The dawning 7000 is capable of over one hundred sextillion computing operations per second.
It is designed to better meet market demands for high-speed communication networks, large-scale storage and application software.
But the company has denied previous reports that the new supercomputer has entered the phases of trial production and assembling, and would meet the public in two years.
Dawning is also the developer of Nebulae or Dawning 6000, which ranked the second in the TOP 500 list of the world's most powerful supercomputers in 2010.
Three Sichuan-based Listed Companies to Establish Private Bank with Xiaomi
Sichuan Hebang Corporation has announced plans to establish a private bank with Xiaomi and two other Sichuan-based companies.

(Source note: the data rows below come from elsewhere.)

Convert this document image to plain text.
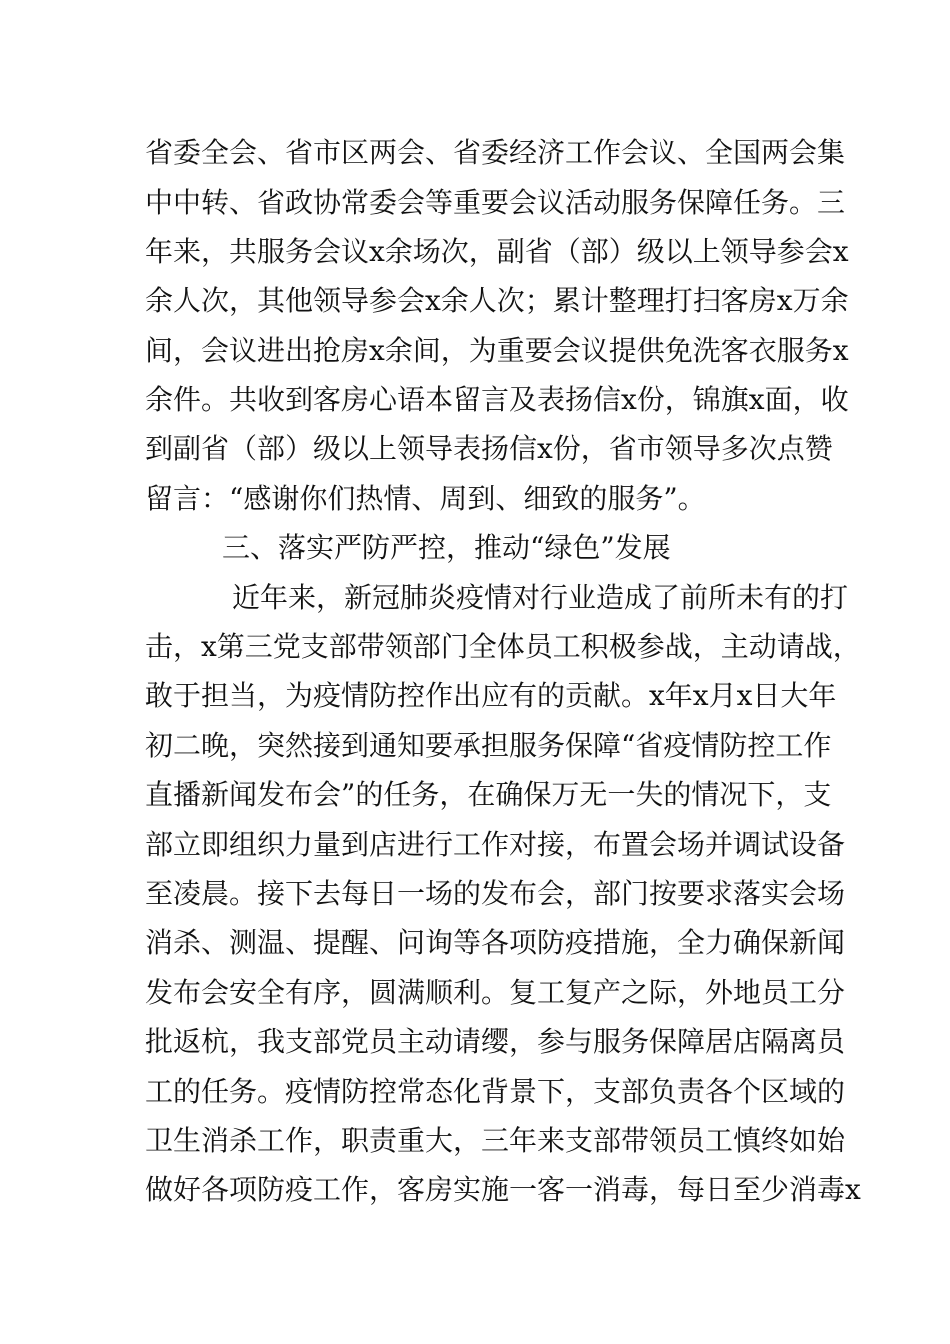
省委全会、省市区两会、省委经济工作会议、全国两会集
中中转、省政协常委会等重要会议活动服务保障任务。三
年来，共服务会议x余场次，副省（部）级以上领导参会x
余人次，其他领导参会x余人次；累计整理打扫客房x万余
间，会议进出抢房x余间，为重要会议提供免洗客衣服务x
余件。共收到客房心语本留言及表扬信x份，锦旗x面，收
到副省（部）级以上领导表扬信x份，省市领导多次点赞
留言：“感谢你们热情、周到、细致的服务”。
三、落实严防严控，推动“绿色”发展
近年来，新冠肺炎疫情对行业造成了前所未有的打
击，x第三党支部带领部门全体员工积极参战，主动请战，
敢于担当，为疫情防控作出应有的贡献。x年x月x日大年
初二晚，突然接到通知要承担服务保障“省疫情防控工作
直播新闻发布会”的任务，在确保万无一失的情况下，支
部立即组织力量到店进行工作对接，布置会场并调试设备
至凌晨。接下去每日一场的发布会，部门按要求落实会场
消杀、测温、提醒、问询等各项防疫措施，全力确保新闻
发布会安全有序，圆满顺利。复工复产之际，外地员工分
批返杭，我支部党员主动请缨，参与服务保障居店隔离员
工的任务。疫情防控常态化背景下，支部负责各个区域的
卫生消杀工作，职责重大，三年来支部带领员工慎终如始
做好各项防疫工作，客房实施一客一消毒，每日至少消毒x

The initial registered capital of the private bank is expected to reach 3 billion yuan.
Sichuan Hebang is planning to invest up to 15 million yuan in the new bank for a no more than 5 percent stake.
The company says the move to set up the private bank is still at an early stage.
Major shareholder inject RMB10bln to add share positions in Industrial Bank
China's Industrial Bank's two major shareholders have added their share positions in the bank via secondary market purchases.
Peoples Insurance Company of China added 281 million A-shares, which represent about 1.9 percent of the company's total share capital.
The company now holds about 6.4 percent of Industrial Bank' total share capital.
Meanwhile, PICC Life Insurance Company added 328 million A-shares or about 1.7 percent of the Industrial Bank's total share capital.
The company now holds 6.7 percent of the bank's total share capital.